Je ne suis pas d’accord avec toutes les considérations
générales des juges notamment pour l’exécution provisoire ou sur l’affirmation que
les citoyens exigeraient pour l’avenir de plus en plus de fermeté pour les élus
qui ne respecteraient pas la loi. C’est le souhait d’une société idéale pas une
réclamation globale. Les citoyens veulent aussi juger avec leurs bulletins de
vote. Mais ces analyses relèvent du pouvoir d’appréciation des magistrats,
liberté qui doit être approuvée. Voudrait-on des décisions rendues par la seule
intelligence artificielle ? J’attends l’appel car il est possible que sur le
fond il y ait culpabilité ? Je crois en la présomption d’innocence jusque le
point final. Je m’abstiens de toute observation car ma voix n’est pas autorisée
et pour ne pas en rajouter dans l’approximation et le doute envers les juges.

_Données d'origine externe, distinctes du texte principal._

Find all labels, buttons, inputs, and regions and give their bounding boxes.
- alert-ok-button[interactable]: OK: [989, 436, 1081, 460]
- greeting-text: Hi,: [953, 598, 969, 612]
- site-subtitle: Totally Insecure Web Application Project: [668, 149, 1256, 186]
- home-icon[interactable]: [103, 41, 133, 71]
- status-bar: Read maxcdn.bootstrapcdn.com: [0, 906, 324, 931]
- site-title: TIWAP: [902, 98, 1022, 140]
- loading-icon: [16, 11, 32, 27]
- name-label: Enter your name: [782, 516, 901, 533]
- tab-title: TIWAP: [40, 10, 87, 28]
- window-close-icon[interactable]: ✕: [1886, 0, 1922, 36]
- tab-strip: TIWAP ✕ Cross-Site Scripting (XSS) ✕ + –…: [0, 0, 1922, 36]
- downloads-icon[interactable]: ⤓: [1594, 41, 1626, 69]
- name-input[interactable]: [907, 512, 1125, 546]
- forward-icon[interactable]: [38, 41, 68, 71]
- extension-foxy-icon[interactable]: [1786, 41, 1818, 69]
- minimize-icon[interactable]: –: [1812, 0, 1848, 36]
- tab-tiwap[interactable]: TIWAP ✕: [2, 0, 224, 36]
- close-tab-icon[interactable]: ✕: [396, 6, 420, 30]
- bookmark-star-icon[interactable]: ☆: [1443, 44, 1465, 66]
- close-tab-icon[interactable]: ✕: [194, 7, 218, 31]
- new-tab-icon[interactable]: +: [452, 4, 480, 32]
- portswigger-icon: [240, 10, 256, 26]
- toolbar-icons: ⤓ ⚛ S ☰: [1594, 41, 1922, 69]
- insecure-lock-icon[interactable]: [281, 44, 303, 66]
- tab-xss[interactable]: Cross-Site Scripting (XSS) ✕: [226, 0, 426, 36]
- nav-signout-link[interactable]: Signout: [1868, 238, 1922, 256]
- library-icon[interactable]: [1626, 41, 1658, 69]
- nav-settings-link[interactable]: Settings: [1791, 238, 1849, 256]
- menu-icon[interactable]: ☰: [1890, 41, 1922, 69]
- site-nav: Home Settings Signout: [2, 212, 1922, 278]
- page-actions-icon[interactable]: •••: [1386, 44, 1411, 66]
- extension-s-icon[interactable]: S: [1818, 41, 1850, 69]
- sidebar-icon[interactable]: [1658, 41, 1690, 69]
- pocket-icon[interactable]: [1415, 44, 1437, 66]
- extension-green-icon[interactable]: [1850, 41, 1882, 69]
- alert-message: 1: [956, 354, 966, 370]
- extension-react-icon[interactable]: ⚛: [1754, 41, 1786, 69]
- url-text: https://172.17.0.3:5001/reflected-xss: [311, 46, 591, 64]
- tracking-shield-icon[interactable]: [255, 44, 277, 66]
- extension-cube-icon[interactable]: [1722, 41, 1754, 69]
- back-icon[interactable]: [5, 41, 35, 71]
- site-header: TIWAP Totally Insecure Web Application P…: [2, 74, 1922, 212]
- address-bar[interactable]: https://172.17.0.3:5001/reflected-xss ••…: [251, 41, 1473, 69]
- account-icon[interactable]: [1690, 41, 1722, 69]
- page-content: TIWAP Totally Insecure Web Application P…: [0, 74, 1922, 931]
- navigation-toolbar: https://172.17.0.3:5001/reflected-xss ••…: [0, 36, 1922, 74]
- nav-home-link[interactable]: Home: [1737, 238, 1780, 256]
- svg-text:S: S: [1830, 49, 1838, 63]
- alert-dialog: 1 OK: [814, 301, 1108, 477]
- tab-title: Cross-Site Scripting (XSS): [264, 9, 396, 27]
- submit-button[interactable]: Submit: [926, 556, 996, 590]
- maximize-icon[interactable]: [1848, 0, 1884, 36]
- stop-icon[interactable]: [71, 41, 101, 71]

Quand le sage montre l’infraction, l’idiot utile ou le
partisan regarde le doigt qui désigne son chef pour lui forcément innocent.
Il ne faut pas se
tromper de débat. Ce n’est pas le procès d’une personnalité qui compte. C’est
le rôle fondamental de la Justice dans la démocratie. Puisque la Justice est
rendue au nom du peuple français il est normal que les citoyens la critiquent
et s’étonnent de certains jugements, à tort ou à raison. Les juges avec leurs subjectivités
interprètent la loi votée par les parlementaires qui parfois font n’importe
quoi sous l’émotion, sans mesurer la portée de leurs textes. Ils estiment incarner le bien et ce que veut
le citoyen. C’est- à -dire l’intérêt général. Mais il peut y avoir des effets
boomerangs. Et des conséquences secondaires discutables. Outre le fait que le
citoyen peut changer d’avis.
On voudrait que la Justice reste à l’écart sauf pour ses
adversaires ou concurrents. Qu’elle ne se mêle pas à son insu de son plein gré
à la vie politique. Mais la justice ne s’auto-saisit pas et les juges du siège
répondent à une plainte ou à une accusation du parquet et aux arguments des
parties.
Depuis des décennies on discute surtout sur le statut des
procureurs placés sous le magistère du ministre de la Justice. Mais on ne
touche à rien. L’indépendance des magistrats est un serpent de mer car on n’ose
pas mettre sur la table les difficultés et réformer. Qu’entend-on par indépendance,
comment et par rapport à qui, avec quelle légitimité et quels
contrôles ? Il ne s’agit pas de contraindre les juges
ou de les enfermer dans un cadre rigide. Il faut leur donner les moyens de
juger vite et mieux, car sans arbitres neutres une société ne peut progresser
dans la sérénité. Il y aura toujours des cas qui émeuvent, révulsent
notamment pour les crimes et délits ou qui sont considérés comme une injustice.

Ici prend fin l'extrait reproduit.